今回、アンコールの編曲にあたっては、演奏会の内容を振り返り、聴いていただく皆様がそれぞれのふるさとを思い浮かべられるようなものにしたいと思い編曲を行いました。

 前奏は企画ステージで扱われていた「ヨナ抜き音階」にちなんで、抜かれている4と7の音から始まります。不安定な和声とエコーのように響くトライアングルは、夏の昼下がり、暑い風に風鈴が鳴り、外からは蝉の声が聞こえてくるような情景をイメージしています。私自身が思うふるさとの夏の風景を再現しました。

4と7の音

 本題のふるさとのメロディに入ると、前半は弦楽器のみによる少し物悲しい切なさを持った展開で始まります。だんだんと楽器が増えてきて、木管楽器にメロディが移ると、家路のメロディをモチーフとした弦楽器のフレーズや、木管楽器による三楽章のリズムなどがフラッシュバックし、演奏会全体を振り返るような構成になっています。

木管楽器による3楽章のリズム
木管楽器による3楽章のリズム

 その後、全員での斉唱となります。おそらくエモーショナルな空気感に包まれることでしょう。ここで今回の演奏会のテーマである「ふるさとを歌おう」がついに実現されましたね。

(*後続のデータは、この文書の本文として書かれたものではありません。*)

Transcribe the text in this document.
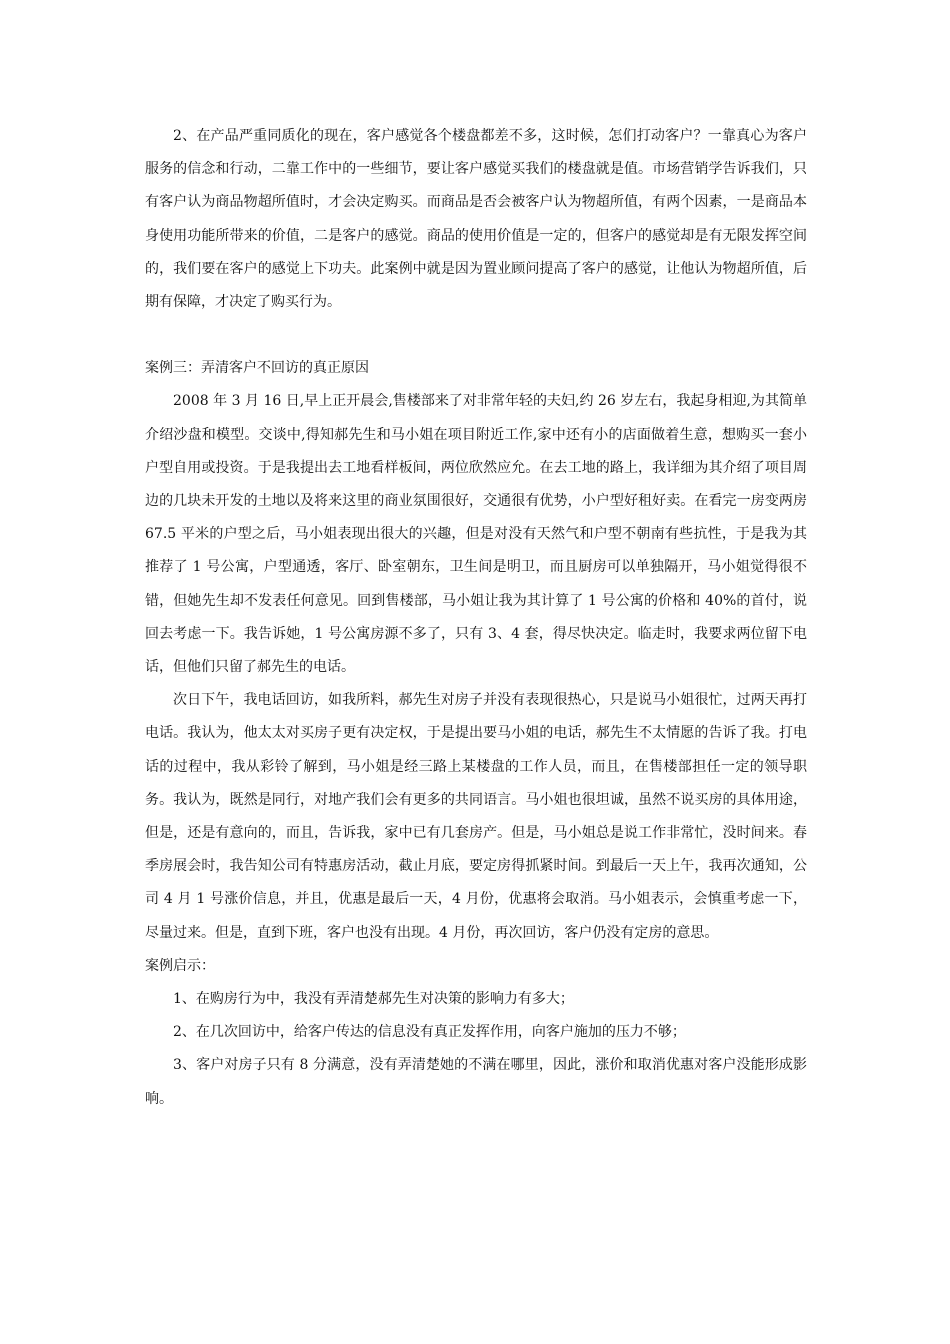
2、在产品严重同质化的现在，客户感觉各个楼盘都差不多，这时候，怎们打动客户？一靠真心为客户服务的信念和行动，二靠工作中的一些细节，要让客户感觉买我们的楼盘就是值。市场营销学告诉我们，只有客户认为商品物超所值时，才会决定购买。而商品是否会被客户认为物超所值，有两个因素，一是商品本身使用功能所带来的价值，二是客户的感觉。商品的使用价值是一定的，但客户的感觉却是有无限发挥空间的，我们要在客户的感觉上下功夫。此案例中就是因为置业顾问提高了客户的感觉，让他认为物超所值，后期有保障，才决定了购买行为。

案例三：弄清客户不回访的真正原因

2008 年 3 月 16 日,早上正开晨会,售楼部来了对非常年轻的夫妇,约 26 岁左右，我起身相迎,为其简单介绍沙盘和模型。交谈中,得知郝先生和马小姐在项目附近工作,家中还有小的店面做着生意，想购买一套小户型自用或投资。于是我提出去工地看样板间，两位欣然应允。在去工地的路上，我详细为其介绍了项目周边的几块未开发的土地以及将来这里的商业氛围很好，交通很有优势，小户型好租好卖。在看完一房变两房 67.5 平米的户型之后，马小姐表现出很大的兴趣，但是对没有天然气和户型不朝南有些抗性，于是我为其推荐了 1 号公寓，户型通透，客厅、卧室朝东，卫生间是明卫，而且厨房可以单独隔开，马小姐觉得很不错，但她先生却不发表任何意见。回到售楼部，马小姐让我为其计算了 1 号公寓的价格和 40%的首付，说回去考虑一下。我告诉她，1 号公寓房源不多了，只有 3、4 套，得尽快决定。临走时，我要求两位留下电话，但他们只留了郝先生的电话。

次日下午，我电话回访，如我所料，郝先生对房子并没有表现很热心，只是说马小姐很忙，过两天再打电话。我认为，他太太对买房子更有决定权，于是提出要马小姐的电话，郝先生不太情愿的告诉了我。打电话的过程中，我从彩铃了解到，马小姐是经三路上某楼盘的工作人员，而且，在售楼部担任一定的领导职务。我认为，既然是同行，对地产我们会有更多的共同语言。马小姐也很坦诚，虽然不说买房的具体用途，但是，还是有意向的，而且，告诉我，家中已有几套房产。但是，马小姐总是说工作非常忙，没时间来。春季房展会时，我告知公司有特惠房活动，截止月底，要定房得抓紧时间。到最后一天上午，我再次通知，公司 4 月 1 号涨价信息，并且，优惠是最后一天，4 月份，优惠将会取消。马小姐表示，会慎重考虑一下，尽量过来。但是，直到下班，客户也没有出现。4 月份，再次回访，客户仍没有定房的意思。

案例启示：

1、在购房行为中，我没有弄清楚郝先生对决策的影响力有多大；

2、在几次回访中，给客户传达的信息没有真正发挥作用，向客户施加的压力不够；

3、客户对房子只有 8 分满意，没有弄清楚她的不满在哪里，因此，涨价和取消优惠对客户没能形成影响。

 全員の歌唱が終わった後、後奏が遠くの方から聞こえてくるように演奏されます。もう一度家路が遠くから聞こえてきて、それぞれのふるさとへの感情を想起させ、低弦楽器によるヨナ抜き音階のピチカートで曲を締めくくります。

ヨナ抜き音階ピチカート

以上、「ふるさと― feat. 新世界より―」の解説でした。

今回の編曲をしながら、日本の歌である「ふるさと」とドヴォルザークのふるさとを思う歌「新世界より」の親和性が高く驚きました。それぞれの場所は違っても、ふるさとを思う気持ちは世界共通なのかもしれませんね。